In all four of those instances, Snake Farm, the cavern, sluicing, the geode, the looks were deceiving. (Well, not Snake Farm. I mean, the name kind of says it but I had no idea the other animals would be there. Especially the dog.) I misjudged every single one. That’s what we do as humans and it’s natural to make a snap judgement on appearance. It kept our ancestors alive, keeps us alive. (I know it’s kept me from eating tons of stuff and kissing more than one date!) 

But, there’s a difference in making a judgement call and passing judgement. It’s the latter that gets us. Most of the time I think our assumptions are not quite on target, just west of the nipple, so to speak. And based on that, we form a complete storyline in our head that is only true in our head. We need to give things and folks a chance to dazzle us and just as important, we need to be willing to be dazzled. We need to be willing to crack a geode and expect amazing things because sometimes a hunk of rock holds treasure.

On that same token, not all that glitters is gold. Not everything that looks wonderful is. Sometimes the person making everyone laugh is crying out inside. Sometimes the person in the Mercedes is flat broke. And, sometimes, a cage labeled wombat houses a very forlorn dog. You just don’t know because in truth, you only know the things you seek to understand and you can only see what you make an effort to look for. And, even in those cases, more likely than not, we will only know in part. In truth, our assumptions say more about us than the thing about which we are making a deduction. 

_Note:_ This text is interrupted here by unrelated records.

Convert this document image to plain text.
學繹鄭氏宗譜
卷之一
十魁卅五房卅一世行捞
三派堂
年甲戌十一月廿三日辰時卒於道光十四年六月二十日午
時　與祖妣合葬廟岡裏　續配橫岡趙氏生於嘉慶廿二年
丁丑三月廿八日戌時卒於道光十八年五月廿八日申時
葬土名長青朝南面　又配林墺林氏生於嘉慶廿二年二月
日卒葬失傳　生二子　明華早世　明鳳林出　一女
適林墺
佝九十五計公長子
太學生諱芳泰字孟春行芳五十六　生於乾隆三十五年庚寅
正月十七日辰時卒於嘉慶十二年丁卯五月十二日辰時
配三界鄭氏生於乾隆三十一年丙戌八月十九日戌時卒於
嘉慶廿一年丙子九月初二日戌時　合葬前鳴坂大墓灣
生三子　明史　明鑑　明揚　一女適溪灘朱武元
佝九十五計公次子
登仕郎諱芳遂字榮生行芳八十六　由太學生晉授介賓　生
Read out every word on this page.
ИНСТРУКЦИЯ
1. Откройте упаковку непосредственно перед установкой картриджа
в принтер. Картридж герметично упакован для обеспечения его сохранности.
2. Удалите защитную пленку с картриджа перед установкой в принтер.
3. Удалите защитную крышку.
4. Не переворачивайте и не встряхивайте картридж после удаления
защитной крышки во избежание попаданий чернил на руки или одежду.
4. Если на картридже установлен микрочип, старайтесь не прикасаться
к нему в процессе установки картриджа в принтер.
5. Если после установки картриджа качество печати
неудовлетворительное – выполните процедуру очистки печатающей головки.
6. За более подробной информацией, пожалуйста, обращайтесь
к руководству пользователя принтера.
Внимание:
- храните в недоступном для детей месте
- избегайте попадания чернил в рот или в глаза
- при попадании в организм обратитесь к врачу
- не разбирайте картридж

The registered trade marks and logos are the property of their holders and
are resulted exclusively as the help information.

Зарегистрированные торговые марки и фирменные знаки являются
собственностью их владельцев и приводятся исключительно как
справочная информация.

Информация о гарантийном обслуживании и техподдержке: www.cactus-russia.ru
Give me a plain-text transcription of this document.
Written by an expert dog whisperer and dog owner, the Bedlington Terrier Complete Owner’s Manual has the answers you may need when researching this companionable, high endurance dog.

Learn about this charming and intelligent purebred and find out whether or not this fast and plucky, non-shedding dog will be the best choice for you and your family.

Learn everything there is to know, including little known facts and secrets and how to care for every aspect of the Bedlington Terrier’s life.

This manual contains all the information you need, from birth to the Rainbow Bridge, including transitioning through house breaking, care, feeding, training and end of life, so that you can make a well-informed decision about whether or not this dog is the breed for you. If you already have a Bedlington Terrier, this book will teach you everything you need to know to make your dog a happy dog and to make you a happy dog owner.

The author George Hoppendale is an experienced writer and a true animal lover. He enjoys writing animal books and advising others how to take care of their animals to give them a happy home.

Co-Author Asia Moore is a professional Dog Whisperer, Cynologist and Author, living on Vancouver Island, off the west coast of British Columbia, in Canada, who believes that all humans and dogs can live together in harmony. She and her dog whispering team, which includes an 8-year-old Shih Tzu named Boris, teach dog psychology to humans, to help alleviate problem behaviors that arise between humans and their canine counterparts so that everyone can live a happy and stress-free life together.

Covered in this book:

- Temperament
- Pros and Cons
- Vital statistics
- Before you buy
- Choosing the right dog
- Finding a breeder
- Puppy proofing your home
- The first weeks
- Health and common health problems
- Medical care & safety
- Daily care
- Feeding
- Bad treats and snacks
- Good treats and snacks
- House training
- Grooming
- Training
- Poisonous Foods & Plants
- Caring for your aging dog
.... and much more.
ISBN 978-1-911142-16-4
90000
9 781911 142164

Make wise decisions, but don’t declare judgement. Give people, caverns, bags of mud, hunks of rock and side-of-the-road zoos a chance. After all, Jesus sure gave us one long before we even had a chance to make total boobs of ourselves. We’re fallible and completely west of the nipple. But, He loves us anyway, gives us the benefit of the doubt and although He is the only one who can truly judge us, He offers grace rather than judgement. He loves us and forgives us for chewing up shoes rather than throwing us behind a double chain link fence. And, He’s even merciful enough to free us when we imprison ourselves.

The good Lord knows all, nothing is hidden from His sight.  Hebrews 4:13 (I’m looking at you, Snake Farm dog.)